Berdasarkan data Badan Pusat Statistik, volume penjualan gas alam melalui pipa pada 2020 sebanyak 333.314,96 juta standar kaki kubik (MMSCF) atau menurun dari 2019 yang sebanyak 380.809,89 MMSCF. Konsumen terbesar gas alam adalah sektor industri dengan 253.192 MMSCF, disusul pembangkit listrik 73.117,86 MMSCF, komersial 5.262,19 MMSCF, rumah tangga 1.122,94 MMSCF, dan terakhir stasiun pengisian bahan bakar gas sebanyak 619,77 MMSCF.
Potensi lokal
Arcandra menambahkan, dalam pemanfaatan sumber energi terbarukan, potensi lokal mesti dipertimbangkan. Indonesia memiliki potensi panas bumi yang bisa menghasilkan energi sepanjang waktu, tidak seperti matahari dan angin. Apalagi, tak semua negara memiliki potensi panas bumi meski tantangannya terletak pada biaya pengembangan yang lebih mahal dari batubara.

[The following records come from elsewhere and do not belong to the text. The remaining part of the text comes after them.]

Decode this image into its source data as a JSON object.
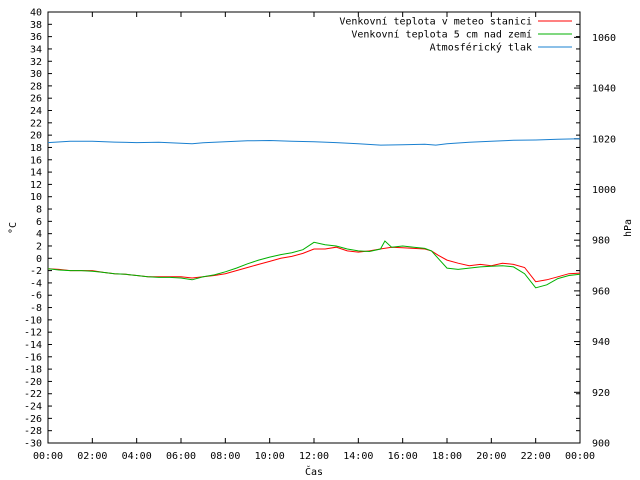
{
  "chart_data": {
    "type": "line",
    "xlabel": "Čas",
    "ylabel": "°C",
    "y2label": "hPa",
    "ylim": [
      -30,
      40
    ],
    "y2lim": [
      900,
      1070
    ],
    "xlim": [
      "00:00",
      "24:00"
    ],
    "x_tick_labels": [
      "00:00",
      "02:00",
      "04:00",
      "06:00",
      "08:00",
      "10:00",
      "12:00",
      "14:00",
      "16:00",
      "18:00",
      "20:00",
      "22:00",
      "00:00"
    ],
    "y_ticks": [
      -30,
      -28,
      -26,
      -24,
      -22,
      -20,
      -18,
      -16,
      -14,
      -12,
      -10,
      -8,
      -6,
      -4,
      -2,
      0,
      2,
      4,
      6,
      8,
      10,
      12,
      14,
      16,
      18,
      20,
      22,
      24,
      26,
      28,
      30,
      32,
      34,
      36,
      38,
      40
    ],
    "y2_ticks": [
      900,
      920,
      940,
      960,
      980,
      1000,
      1020,
      1040,
      1060
    ],
    "grid": false,
    "legend_position": "top-right",
    "series": [
      {
        "name": "Venkovní teplota v meteo stanici",
        "axis": "left",
        "color": "#ff0000",
        "x": [
          0,
          0.5,
          1,
          1.5,
          2,
          2.5,
          3,
          3.5,
          4,
          4.5,
          5,
          5.5,
          6,
          6.5,
          7,
          7.5,
          8,
          8.5,
          9,
          9.5,
          10,
          10.5,
          11,
          11.5,
          12,
          12.5,
          13,
          13.5,
          14,
          14.5,
          15,
          15.5,
          16,
          16.5,
          17,
          17.3,
          17.6,
          18,
          18.5,
          19,
          19.5,
          20,
          20.5,
          21,
          21.5,
          22,
          22.5,
          23,
          23.5,
          24
        ],
        "values": [
          -1.7,
          -1.8,
          -2.0,
          -2.0,
          -2.0,
          -2.3,
          -2.5,
          -2.6,
          -2.8,
          -3.0,
          -3.0,
          -3.0,
          -3.0,
          -3.2,
          -3.0,
          -2.8,
          -2.5,
          -2.0,
          -1.5,
          -1.0,
          -0.5,
          0.0,
          0.3,
          0.8,
          1.5,
          1.5,
          1.8,
          1.2,
          1.0,
          1.2,
          1.5,
          1.8,
          1.7,
          1.6,
          1.5,
          1.2,
          0.5,
          -0.3,
          -0.8,
          -1.2,
          -1.0,
          -1.2,
          -0.8,
          -1.0,
          -1.5,
          -3.8,
          -3.5,
          -3.0,
          -2.5,
          -2.4
        ]
      },
      {
        "name": "Venkovní teplota 5 cm nad zemí",
        "axis": "left",
        "color": "#00b000",
        "x": [
          0,
          0.5,
          1,
          1.5,
          2,
          2.5,
          3,
          3.5,
          4,
          4.5,
          5,
          5.5,
          6,
          6.5,
          7,
          7.5,
          8,
          8.5,
          9,
          9.5,
          10,
          10.5,
          11,
          11.5,
          12,
          12.5,
          13,
          13.5,
          14,
          14.5,
          15,
          15.2,
          15.5,
          16,
          16.5,
          17,
          17.3,
          17.6,
          18,
          18.5,
          19,
          19.5,
          20,
          20.5,
          21,
          21.5,
          22,
          22.5,
          23,
          23.5,
          24
        ],
        "values": [
          -1.7,
          -1.9,
          -2.0,
          -2.0,
          -2.1,
          -2.3,
          -2.5,
          -2.6,
          -2.8,
          -3.0,
          -3.1,
          -3.1,
          -3.2,
          -3.5,
          -3.0,
          -2.7,
          -2.2,
          -1.6,
          -0.9,
          -0.3,
          0.2,
          0.6,
          0.9,
          1.4,
          2.6,
          2.2,
          2.0,
          1.5,
          1.2,
          1.1,
          1.5,
          2.8,
          1.8,
          2.0,
          1.8,
          1.6,
          1.2,
          0.0,
          -1.6,
          -1.8,
          -1.6,
          -1.4,
          -1.3,
          -1.2,
          -1.4,
          -2.5,
          -4.8,
          -4.3,
          -3.3,
          -2.8,
          -2.6
        ]
      },
      {
        "name": "Atmosférický tlak",
        "axis": "right",
        "color": "#1a80d0",
        "x": [
          0,
          1,
          2,
          3,
          4,
          5,
          6,
          6.5,
          7,
          8,
          9,
          10,
          11,
          12,
          13,
          14,
          15,
          16,
          17,
          17.5,
          18,
          19,
          20,
          21,
          22,
          23,
          24
        ],
        "values": [
          1018.5,
          1019.0,
          1019.0,
          1018.7,
          1018.5,
          1018.6,
          1018.2,
          1018.0,
          1018.4,
          1018.8,
          1019.2,
          1019.3,
          1019.0,
          1018.8,
          1018.5,
          1018.0,
          1017.5,
          1017.6,
          1017.8,
          1017.5,
          1018.0,
          1018.6,
          1019.0,
          1019.4,
          1019.5,
          1019.8,
          1020.0
        ]
      }
    ]
  }
}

Ekonom yang juga Direktur Utama Lembaga Pengembangan Perbankan Indonesia Mirza Adityaswara menuturkan, saat ini, dunia ingin lebih ”hijau”, tetapi tidak mudah mewujudkannya. Apalagi, Indonesia sebagai negara yang perekonomiannya tumbuh sekitar 5 persen sebelum pandemi Covid-19 akan butuh pemenuhan energi, seperti untuk manufaktur, rumah tangga, hingga transportasi. Karena itu, ekspor (migas dan nonmigas) perlu ditingkatkan dan impor diturunkan.
”Namun, juga tak bisa melarang impor kalau barangnya sangat dibutuhkan. Misal, pelarangan impor minyak, tetapi kita belum punya energi pengganti yang cukup. Maka, penting untuk mengendalikan impor minyak, tetapi harus bisa mencari penggantinya,” ujar Mirza.
Pengembangan energi alternatif, seperti panas bumi, harus dilakukan. Sebab, yang defisit di Indonesia tidak hanya energi, tetapi juga berbagai macam barang. Pada akhirnya, impor akan menjadi pilihan utama ketimbang memproduksi sendiri di dalam negeri. Apabila defisit terus membesar, secara moneter, suku bunga acuan perlu dinaikkan dan hal tersebut kurang menguntungkan.